On peut aussi noter, avec Richez et Strauss (in Corbin : 1995) que de nombreuses formes de résistance au loisir productif et discipliné se mirent en place. La belotte ou la pétanque, l’apéritif, la grasse matinée, le camping sauvage ou la sieste dans le pliant, sont autant de moments d’abandon improductifs et « dionysiaques » (p. 412) qui ont tenté de faire un pied de nez aux « grandes valeurs » de la société disciplinaire. La dimension ludique des « passe-temps » et de l’amateurisme de type bricolage, jardinage, pêche, botanique ou ornithologie, permit souvent l’affirmation d’une liberté et d’une dépense improductive sans prétention, mais à forte valeur symbolique et identitaire. Les auteurs terminent leur article en affirmant que cette dépense improductive, qui s’était élaborée contre le loisir des trois D (délassement, divertissement, développement personnel), fut convertie en marchandise à partir des années soixante : « La « révolution estivale » a abouti à l’évanouissement du rêve militant d’un temps de congé participant à la « régénération » du « petit travailleur infatigable » et à l’abolition de la dépense gratuite des pratiques traditionnelles au profit de la dépense commercialisée » (p. 412). La société de consommation aurait alors placé les vacances sous le signe du Sea, Sex and Sun.
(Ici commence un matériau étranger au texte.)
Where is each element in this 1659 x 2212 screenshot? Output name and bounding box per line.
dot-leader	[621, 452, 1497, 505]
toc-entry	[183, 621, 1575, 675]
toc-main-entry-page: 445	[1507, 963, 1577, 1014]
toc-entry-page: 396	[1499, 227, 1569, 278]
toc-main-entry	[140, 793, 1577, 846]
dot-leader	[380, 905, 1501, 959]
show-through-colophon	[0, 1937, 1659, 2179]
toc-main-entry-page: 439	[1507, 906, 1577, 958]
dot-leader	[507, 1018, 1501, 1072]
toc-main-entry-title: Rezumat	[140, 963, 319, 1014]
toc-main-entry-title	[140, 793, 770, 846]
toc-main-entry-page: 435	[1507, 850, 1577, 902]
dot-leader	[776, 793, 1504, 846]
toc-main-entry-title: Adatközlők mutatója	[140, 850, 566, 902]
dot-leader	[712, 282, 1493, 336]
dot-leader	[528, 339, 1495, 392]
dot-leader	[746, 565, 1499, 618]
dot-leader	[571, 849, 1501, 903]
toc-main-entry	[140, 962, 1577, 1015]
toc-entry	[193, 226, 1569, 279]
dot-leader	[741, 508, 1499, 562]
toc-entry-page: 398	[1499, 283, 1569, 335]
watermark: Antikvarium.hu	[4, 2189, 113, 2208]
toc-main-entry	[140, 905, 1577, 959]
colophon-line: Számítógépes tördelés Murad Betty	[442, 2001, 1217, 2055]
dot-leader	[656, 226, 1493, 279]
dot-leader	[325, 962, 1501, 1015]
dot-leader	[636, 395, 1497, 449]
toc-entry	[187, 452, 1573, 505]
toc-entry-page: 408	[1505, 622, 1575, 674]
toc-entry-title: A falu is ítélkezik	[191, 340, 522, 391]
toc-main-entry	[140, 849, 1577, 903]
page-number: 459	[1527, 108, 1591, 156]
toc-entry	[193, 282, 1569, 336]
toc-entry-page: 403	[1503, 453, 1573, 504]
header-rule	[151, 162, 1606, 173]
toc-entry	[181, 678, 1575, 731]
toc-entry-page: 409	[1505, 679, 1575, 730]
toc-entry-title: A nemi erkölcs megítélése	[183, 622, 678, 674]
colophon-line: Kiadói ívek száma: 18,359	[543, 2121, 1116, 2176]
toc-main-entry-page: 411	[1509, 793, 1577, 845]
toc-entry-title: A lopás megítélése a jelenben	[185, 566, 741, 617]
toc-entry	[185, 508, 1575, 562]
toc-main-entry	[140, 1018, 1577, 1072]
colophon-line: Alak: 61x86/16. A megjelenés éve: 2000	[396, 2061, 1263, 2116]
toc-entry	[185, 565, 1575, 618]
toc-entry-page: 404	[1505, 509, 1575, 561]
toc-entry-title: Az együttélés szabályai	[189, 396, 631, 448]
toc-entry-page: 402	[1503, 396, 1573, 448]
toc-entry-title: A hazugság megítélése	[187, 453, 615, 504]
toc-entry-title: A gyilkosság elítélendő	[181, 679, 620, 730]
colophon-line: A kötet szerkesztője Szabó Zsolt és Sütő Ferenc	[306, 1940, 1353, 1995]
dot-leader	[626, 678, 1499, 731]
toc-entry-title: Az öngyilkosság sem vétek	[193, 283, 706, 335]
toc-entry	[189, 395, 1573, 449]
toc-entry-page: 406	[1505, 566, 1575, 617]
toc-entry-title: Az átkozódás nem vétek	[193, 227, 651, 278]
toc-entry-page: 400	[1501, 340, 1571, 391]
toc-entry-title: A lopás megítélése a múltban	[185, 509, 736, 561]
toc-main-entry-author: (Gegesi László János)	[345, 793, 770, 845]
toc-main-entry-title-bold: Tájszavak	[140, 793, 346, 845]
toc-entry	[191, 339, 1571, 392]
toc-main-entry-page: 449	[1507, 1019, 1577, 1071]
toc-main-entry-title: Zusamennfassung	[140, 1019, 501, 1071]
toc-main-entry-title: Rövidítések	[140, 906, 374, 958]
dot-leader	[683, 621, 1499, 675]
Par ailleurs, dans le registre des vacances organisées, les clubs, dont le Club Méditerranée est une figure emblématique, commencèrent à proposer une conception des vacances qui rompait fortement avec le temps ordinaire productif. Alain Ehrenberg (in Viard : 1990) rappelle que la « non importance des choses importantes » était une devise de ce tourisme novateur. Dans les années cinquante, Gérard Blitz lance le club avec l’envie de renforcer les relations humaines dans une France en reconstruction. Il monte une structure en Haute-Savoie pour recevoir les rescapés des camps nazis. En 54, il s’associe à Gilbert Trigano. Ils envisagent un projet qui refuse les vacances bourgeoises (hôtel, distinction sociale) et cherchent un concept original, à la croisée du monde sportif, de la sociabilité populaire et de l’idéologie politique (communisme). Ainsi, une idéologie égalitariste entre les clients et le personnel (à l’inverse de l’hôtel), une vie en partie communautarisée (repas, douches, tâches domestiques), et un refus des conventions (vouvoiement, confort…), donnent au Club une tonalité qui rompt avec l’orientation prise par la consommation de masse. Les villages du Club Méditerranée font de la vie quotidienne un spectacle où tout le monde est acteur, dans une ambiance festive où la créativité, la découverte du corps et le sentiment de vivre une idylle renforcent le sentiment de rupture par rapport au quotidien. La mixité sociale, dans ces premiers temps, est relativement importante. Professions libérales, employés, enfants de la bourgeoisie ou secrétaires sont attirés à la fois par le coût et par le message véhiculé par ce type de tourisme. Pour Ehrenberg, cette période semble proposer comme une synthèse entre la vie de château et la vie sauvage. Un imaginaire de l’abondance, bien que les conditions matérielles ne le valident qu’à partir des années 1960, infuse ce mouvement touristique. Enfin, par delà l’orientation sportive, le Club a ceci de nouveau que chacun pouvait choisir ses activités ou se soustraire au groupe sans aucune sanction, et selon une stricte logique hédoniste.

Le temps libre, conquis sur le temps de travail lors du Front populaire, devient, après la Seconde Guerre mondiale, un temps de consommation qui accompagne la transformation du lien social. Dans les sociétés industrielles et capitalistes, ce lien s’articule autour d’une valeur qui émerge et qui fait lien : l’individu.